Black Friday proved that operators need to minimise the negative impact of events that are hard to predict. Garth Kimber from the Isle of Man government explains to Jenni Shuttleworth what role a jurisdiction can play in this

Garth Kimber Garth Kimber

Player protection is considered to be one of the most important parts of regulation on the Isle of Man. The matter is so important in fact, that the regulator is on record as saying it needs as much attention from regulators as gambling addiction and underage gambling does.

So it comes as a surprise that it isn't on the priority list of all jurisdictions, especially considering the events that ocurred on April 15 this year.

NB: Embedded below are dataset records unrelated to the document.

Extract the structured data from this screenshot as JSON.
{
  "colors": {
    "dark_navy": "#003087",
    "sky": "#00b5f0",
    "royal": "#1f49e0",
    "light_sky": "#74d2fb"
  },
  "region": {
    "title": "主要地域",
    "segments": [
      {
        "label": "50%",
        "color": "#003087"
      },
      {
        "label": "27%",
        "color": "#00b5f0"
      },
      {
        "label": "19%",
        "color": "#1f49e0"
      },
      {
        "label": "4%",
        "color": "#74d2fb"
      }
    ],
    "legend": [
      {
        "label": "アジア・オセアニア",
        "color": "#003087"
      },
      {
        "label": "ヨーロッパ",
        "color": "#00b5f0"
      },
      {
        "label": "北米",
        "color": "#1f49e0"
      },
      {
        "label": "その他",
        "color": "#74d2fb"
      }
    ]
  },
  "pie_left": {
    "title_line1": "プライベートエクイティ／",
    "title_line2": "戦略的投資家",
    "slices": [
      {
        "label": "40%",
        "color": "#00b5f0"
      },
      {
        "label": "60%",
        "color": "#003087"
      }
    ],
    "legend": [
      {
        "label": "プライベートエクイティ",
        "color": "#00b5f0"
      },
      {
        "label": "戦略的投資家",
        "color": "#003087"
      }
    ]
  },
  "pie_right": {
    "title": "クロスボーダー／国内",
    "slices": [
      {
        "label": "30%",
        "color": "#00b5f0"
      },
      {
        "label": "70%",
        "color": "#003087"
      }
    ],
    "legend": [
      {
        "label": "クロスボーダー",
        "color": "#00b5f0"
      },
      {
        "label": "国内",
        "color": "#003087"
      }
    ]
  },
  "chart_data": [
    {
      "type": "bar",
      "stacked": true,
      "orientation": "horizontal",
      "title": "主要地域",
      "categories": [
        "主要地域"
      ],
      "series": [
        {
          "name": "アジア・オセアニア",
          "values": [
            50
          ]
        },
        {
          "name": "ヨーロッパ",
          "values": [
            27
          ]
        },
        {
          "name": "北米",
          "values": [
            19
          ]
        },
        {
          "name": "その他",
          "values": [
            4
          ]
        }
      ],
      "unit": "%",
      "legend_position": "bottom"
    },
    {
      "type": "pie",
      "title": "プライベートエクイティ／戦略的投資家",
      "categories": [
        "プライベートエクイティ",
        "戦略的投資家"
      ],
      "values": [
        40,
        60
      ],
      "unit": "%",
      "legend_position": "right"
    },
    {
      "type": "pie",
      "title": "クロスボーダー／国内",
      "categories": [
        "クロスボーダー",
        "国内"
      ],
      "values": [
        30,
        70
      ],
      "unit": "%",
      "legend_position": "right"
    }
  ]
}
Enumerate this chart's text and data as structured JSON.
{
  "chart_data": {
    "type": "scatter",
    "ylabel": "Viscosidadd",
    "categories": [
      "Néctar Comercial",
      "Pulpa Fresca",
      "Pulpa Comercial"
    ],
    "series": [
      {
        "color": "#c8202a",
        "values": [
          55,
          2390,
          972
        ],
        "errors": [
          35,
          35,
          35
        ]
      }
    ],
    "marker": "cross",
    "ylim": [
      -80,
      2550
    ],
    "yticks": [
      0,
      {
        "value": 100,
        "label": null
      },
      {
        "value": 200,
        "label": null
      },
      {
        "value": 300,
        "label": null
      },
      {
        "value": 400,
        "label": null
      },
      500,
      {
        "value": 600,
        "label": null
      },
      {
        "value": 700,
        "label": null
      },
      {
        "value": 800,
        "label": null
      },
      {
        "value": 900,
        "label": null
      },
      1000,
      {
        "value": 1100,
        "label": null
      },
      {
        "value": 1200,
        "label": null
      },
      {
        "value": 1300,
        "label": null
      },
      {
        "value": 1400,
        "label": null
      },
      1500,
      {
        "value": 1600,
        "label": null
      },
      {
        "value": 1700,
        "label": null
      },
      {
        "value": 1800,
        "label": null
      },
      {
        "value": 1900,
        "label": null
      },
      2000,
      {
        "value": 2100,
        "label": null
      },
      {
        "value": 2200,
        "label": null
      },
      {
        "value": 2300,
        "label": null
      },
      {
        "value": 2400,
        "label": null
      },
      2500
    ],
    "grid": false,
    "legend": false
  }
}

Black Friday may have made the issue of player protection topical, but what it hasn't done yet is make any jurisdiction come out and say that they are changing the way they do things.

Speaking to iNTERGAMINGi, Garth Kimber, head of egaming development at the Isle of Man government's department of economic development, said: “What makes player protection topical is firstly the question 'are regulators regulating?' Or are they just trying to build big businesses in their jurisdictions? Because if they're really regulating, surely they've got to protect the players' funds.”

He continued: “I think player protection is important and that's why the Isle of Man has always had regulation in two different government departments. Not only do we not all work together, but I work under the department of economic development and Steve Brennan and his team are now an independent statutory body that nominally goes through treasury rather than the department of economic development. So they've got real independence. I could say 'I want to bring the biggest company in the world here', but if that company didn't want to segregate players' funds, the Gambling Commission has a perfect right to say 'you might be creating 500 Isle of Man jobs, but we're still not allowing it to happen'.”

The Isle of Man has always had player protection in place through independent trusts and bank guarantees, but since early last year, it is now able to bring in the protection through client accounts. “We had that nearly a year before Black Friday occurred, so that was the proof of the pudding that it works,” said Kimber.

Previously to that, player funds could be protected by two methods. The first was that the Gambling Commission would need to see a bank guarantee from any licence holder. The other way to do things was to segregate players' funds into another account and then have that looked after by a board of independent trustees who would only release out of that account the interest on the account and the profit after a period of gambling. That, however, made the Isle of Man as a jurisdiction quite expensive when compared to jurisdictions that didn't enforce this sort of thing, so it passed a law to introduce a new system that effectively treated a separate player account as the equivalent of a client account with a lawyer or a corporate service provider that was moving money about on behalf of customers.